26

JAMES FOUND himself increasingly curious as to why CIC were reluctant to let him into their offices.

The Americans’offices were next door to his own bedroom. One night, he waited until everyone was asleep and climbed onto the ledge of one of the huge windows. A brief nerve-wrenching scramble from one window to another, and he was inside their inner sanctum.

The place was full of documents. Everywhere he looked, there were boxes of files. He riffled through them until he found one marked “Top secret—CIC only.” It contained a single folder. This must be it, he thought. It was marked “Operation Gladio.” He opened it and scanned the first page.

BACKGROUND

After the war, the political situation in southern Italy is likely to be troubled. The British support the automatic restoration of the monarchy. However, this is by no means the only possible outcome. In the south, some wealthy individuals are agitating for an independent “Kingdom of Naples.” The communists, who have the support of the majority of the poor, are content to let these fantasists exhaust themselves, and will attempt a Stalinist revolution as soon as the Allies withdraw, linking up with workers’ movements in Greece and Yugoslavia in order to create a European superstate stretching from Moscow to Milan.

At the present time, the only alternative to communist takeover in Italy is probably the remnants of Mussolini’s fascists, who are more than willing to deal with the communists if they are given the means to do so.

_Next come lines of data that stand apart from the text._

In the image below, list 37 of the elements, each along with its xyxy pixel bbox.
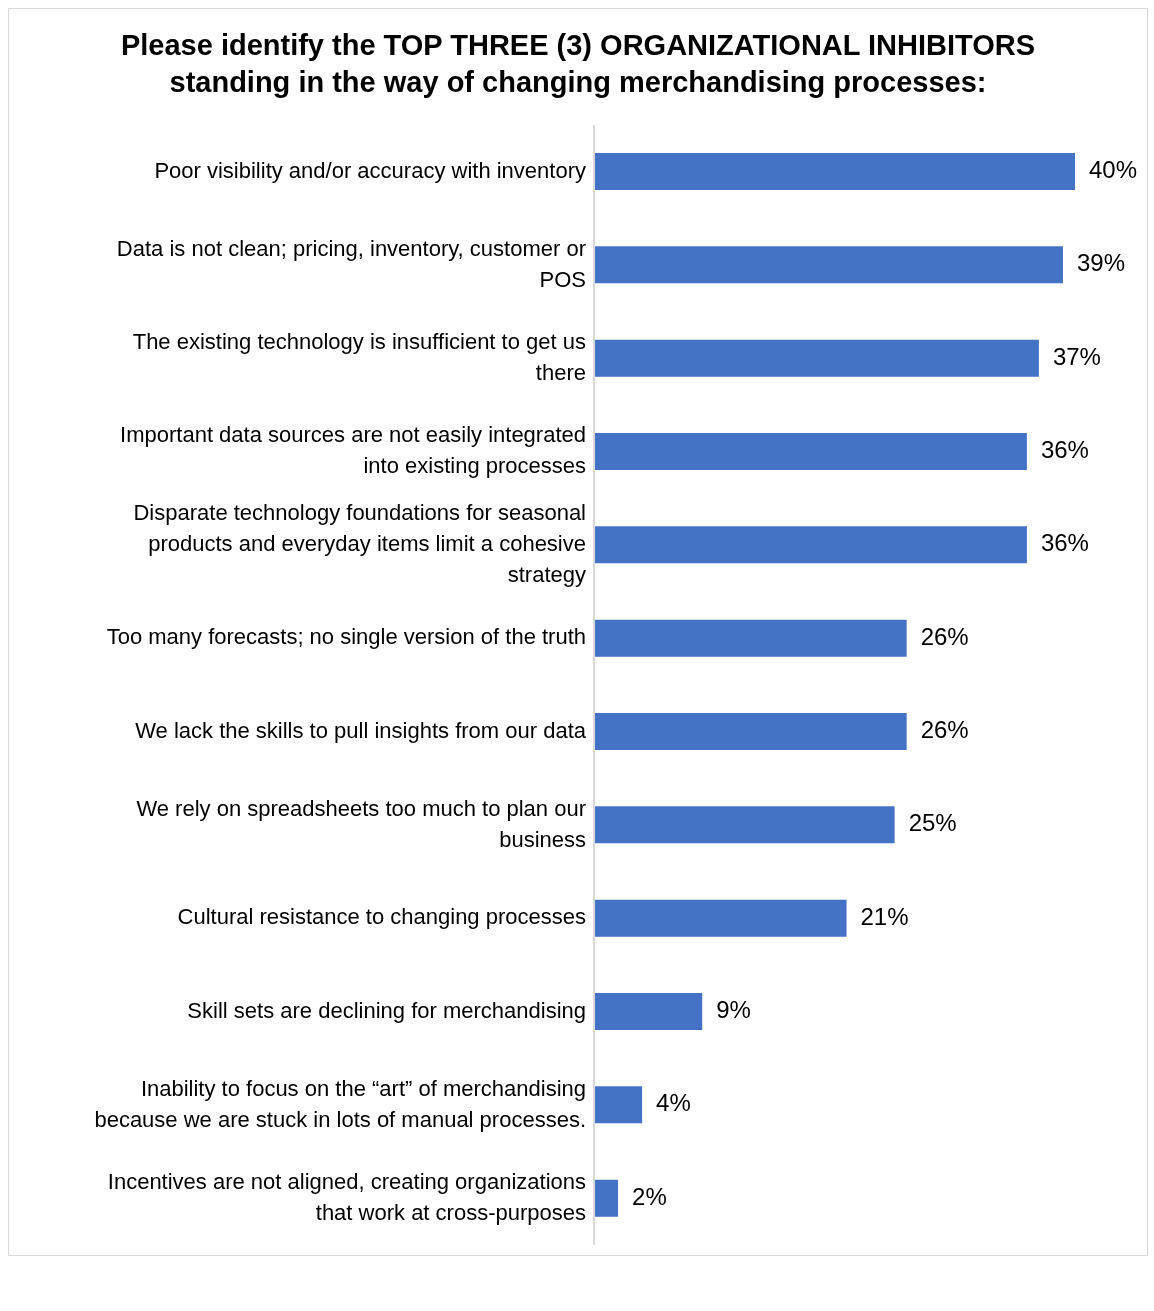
data-label: 40%: [1089, 155, 1138, 183]
data-label: 9%: [716, 995, 751, 1023]
y-tick-label: We rely on spreadsheets too much to plan our business: [136, 795, 586, 852]
bar: [594, 433, 1027, 470]
data-label: 39%: [1076, 249, 1126, 277]
y-tick-label: We lack the skills to pull insights from our data: [135, 717, 587, 743]
bar: [594, 993, 703, 1030]
bar: [594, 806, 895, 844]
bar: [594, 246, 1063, 284]
bar: [594, 1086, 643, 1124]
data-label: 2%: [632, 1182, 667, 1210]
y-tick-label: Important data sources are not easily integrated into existing processes: [120, 421, 586, 478]
data-label: 36%: [1040, 435, 1089, 463]
y-tick-label: Data is not clean; pricing, inventory, customer or POS: [116, 235, 586, 292]
data-label: 26%: [920, 622, 969, 650]
data-label: 4%: [656, 1089, 691, 1117]
y-tick-label: Inability to focus on the “art” of merchandising because we are stuck in lots of manual processes.: [94, 1075, 586, 1132]
chart-title: Please identify the TOP THREE (3) ORGANIZATIONAL INHIBITORS standing in the way of changing merchandising processes:: [119, 28, 1037, 100]
bar: [594, 153, 1075, 190]
y-tick-label: Incentives are not aligned, creating organizations that work at cross-purposes: [107, 1168, 586, 1225]
bar: [594, 899, 847, 937]
bar: [594, 619, 907, 657]
data-label: 25%: [908, 809, 957, 837]
y-tick-label: The existing technology is insufficient to get us there: [132, 328, 586, 385]
y-tick-label: Poor visibility and/or accuracy with inventory: [154, 157, 586, 183]
data-label: 26%: [920, 715, 969, 743]
bar: [594, 1179, 619, 1217]
bar: [594, 526, 1027, 564]
y-tick-label: Disparate technology foundations for seasonal products and everyday items limit a cohesive strategy: [133, 499, 586, 587]
data-label: 37%: [1052, 342, 1101, 370]
data-label: 36%: [1040, 529, 1089, 557]
data-label: 21%: [860, 902, 909, 930]
y-tick-label: Skill sets are declining for merchandising: [187, 997, 586, 1023]
bar: [594, 713, 907, 750]
y-tick-label: Cultural resistance to changing processes: [177, 904, 586, 930]
y-tick-label: Too many forecasts; no single version of the truth: [106, 624, 586, 650]
bar: [594, 339, 1039, 377]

The third most powerful grouping in southern Italy is the organized crime element known as the camorra. They have no political allegiance, but are vehemently opposed to the communists, probably because they sense that the communists would make life more difficult for them than most of the alternatives.

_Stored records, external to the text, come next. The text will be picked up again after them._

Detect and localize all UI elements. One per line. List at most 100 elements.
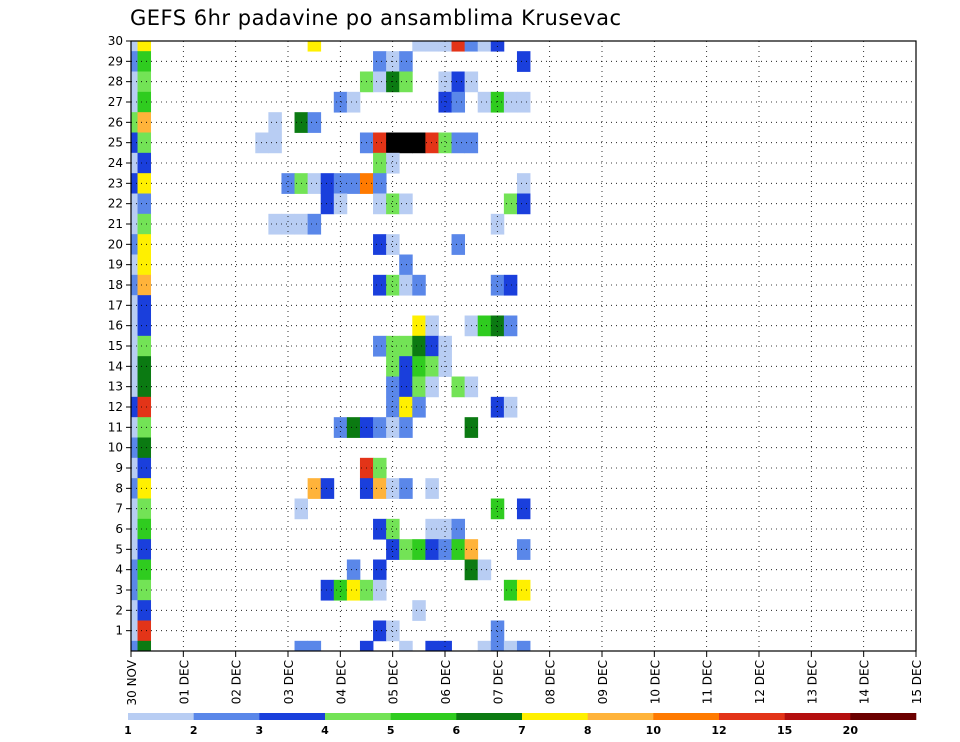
- heatmap-cell: [399, 356, 413, 377]
- heatmap-cell: [137, 315, 152, 337]
- heatmap-cell: [399, 51, 413, 72]
- heatmap-cell: [464, 41, 479, 52]
- heatmap-cell: [131, 91, 138, 113]
- heatmap-cell: [131, 234, 138, 255]
- heatmap-cell: [425, 132, 439, 154]
- heatmap-cell: [477, 559, 492, 581]
- y-tick-label: 6: [115, 522, 123, 536]
- x-tick-label: 10 DEC: [648, 660, 662, 704]
- x-tick-label: 13 DEC: [805, 660, 819, 704]
- y-tick-label: 9: [115, 461, 123, 475]
- y-tick-label: 13: [108, 380, 123, 394]
- heatmap-cell: [137, 356, 152, 377]
- heatmap-cell: [137, 71, 152, 93]
- heatmap-cell: [373, 71, 387, 93]
- y-tick-label: 22: [108, 197, 123, 211]
- heatmap-cell: [346, 579, 361, 601]
- heatmap-cell: [131, 579, 138, 601]
- heatmap-cell: [131, 295, 138, 316]
- heatmap-cell: [490, 213, 505, 235]
- heatmap-cell: [386, 132, 400, 154]
- heatmap-cell: [425, 41, 439, 52]
- heatmap-cell: [373, 274, 387, 296]
- heatmap-cell: [490, 91, 505, 113]
- colorbar-swatch: [587, 713, 654, 720]
- heatmap-cell: [137, 559, 152, 581]
- heatmap-cell: [386, 152, 400, 174]
- y-tick-label: 3: [115, 583, 123, 597]
- heatmap-cell: [373, 335, 387, 357]
- heatmap-cell: [386, 478, 400, 499]
- heatmap-cell: [131, 71, 138, 93]
- heatmap-cell: [503, 315, 518, 337]
- heatmap-cell: [425, 315, 439, 337]
- heatmap-cell: [333, 579, 348, 601]
- heatmap-cell: [131, 620, 138, 642]
- heatmap-cell: [412, 376, 426, 398]
- heatmap-cell: [399, 417, 413, 438]
- heatmap-cell: [346, 173, 361, 194]
- heatmap-cell: [131, 51, 138, 72]
- colorbar-swatch: [390, 713, 457, 720]
- axes: 1234567891011121314151617181920212223242…: [108, 34, 924, 706]
- heatmap-cell: [131, 173, 138, 194]
- heatmap-cell: [346, 91, 361, 113]
- heatmap-cell: [131, 152, 138, 174]
- heatmap-cell: [131, 640, 138, 651]
- y-tick-label: 29: [108, 54, 123, 68]
- heatmap-cell: [412, 539, 426, 560]
- y-tick-label: 10: [108, 441, 123, 455]
- heatmap-cell: [307, 173, 322, 194]
- y-tick-label: 26: [108, 115, 123, 129]
- heatmap-cell: [333, 417, 348, 438]
- colorbar-label: 10: [646, 724, 662, 737]
- heatmap-cell: [131, 417, 138, 438]
- heatmap-cell: [503, 91, 518, 113]
- heatmap-cell: [412, 274, 426, 296]
- heatmap-cell: [268, 213, 282, 235]
- y-tick-label: 14: [108, 359, 123, 373]
- heatmap-cell: [131, 498, 138, 520]
- heatmap-cell: [137, 41, 152, 52]
- colorbar-label: 4: [321, 724, 329, 737]
- y-tick-label: 12: [108, 400, 123, 414]
- x-tick-label: 11 DEC: [701, 660, 715, 704]
- heatmap-cell: [451, 91, 466, 113]
- colorbar-label: 12: [711, 724, 726, 737]
- heatmap-cell: [281, 173, 295, 194]
- heatmap-cell: [503, 640, 518, 651]
- heatmap-cell: [412, 41, 426, 52]
- heatmap-cell: [137, 478, 152, 499]
- heatmap-cell: [477, 315, 492, 337]
- heatmap-cell: [399, 132, 413, 154]
- heatmap-cell: [131, 315, 138, 337]
- chart-title: GEFS 6hr padavine po ansamblima Krusevac: [130, 6, 622, 30]
- x-tick-label: 01 DEC: [177, 660, 191, 704]
- heatmap-cells: [131, 41, 531, 651]
- y-tick-label: 7: [115, 502, 123, 516]
- x-tick-label: 04 DEC: [334, 660, 348, 704]
- heatmap-cell: [131, 132, 138, 154]
- heatmap-cell: [386, 620, 400, 642]
- colorbar-swatch: [193, 713, 260, 720]
- y-tick-label: 16: [108, 319, 123, 333]
- heatmap-cell: [137, 417, 152, 438]
- y-tick-label: 2: [115, 603, 123, 617]
- y-tick-label: 15: [108, 339, 123, 353]
- x-tick-label: 02 DEC: [230, 660, 244, 704]
- heatmap-cell: [373, 132, 387, 154]
- colorbar-label: 6: [453, 724, 461, 737]
- heatmap-cell: [386, 193, 400, 215]
- heatmap-cell: [307, 640, 322, 651]
- heatmap-cell: [333, 173, 348, 194]
- heatmap-cell: [307, 41, 322, 52]
- heatmap-cell: [425, 478, 439, 499]
- y-tick-label: 25: [108, 136, 123, 150]
- heatmap-cell: [131, 457, 138, 479]
- heatmap-cell: [131, 518, 138, 540]
- heatmap-cell: [137, 457, 152, 479]
- x-tick-label: 05 DEC: [387, 660, 401, 704]
- heatmap-cell: [373, 193, 387, 215]
- heatmap-cell: [373, 234, 387, 255]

The most unpredictable element in this are the partisans, many of whom are presently fighting the Germans in well-organized, effective groups run on communist lines….


There was much more in a similar vein. It made no sense to James at all. Why were the Americans worrying about what happened after the war, when they couldn’t even get a grip on the black-marketeering and corruption that was going on right under their noses? And what on earth was so secret about a fairly obvious assessment of the political situation in southern Italy?

He was replacing the folder when his eye was caught by a small book on one of the tables. He picked it up. It was an Italian phrase book he had seen being sold in the street markets, entitled What Is Sufficient to Speak in Italian—the Small Modern Polyglot. There was a marker, and he opened it at a section headed “Greeting the Ladies.”

“Good morning, madam. How beautiful you are. Have you a bridegroom? Indeed, you have made me very agreeable,” he read. He smiled. Perhaps he had nothing to fear from Eric after all. He put the book down, and exited the way he had come in.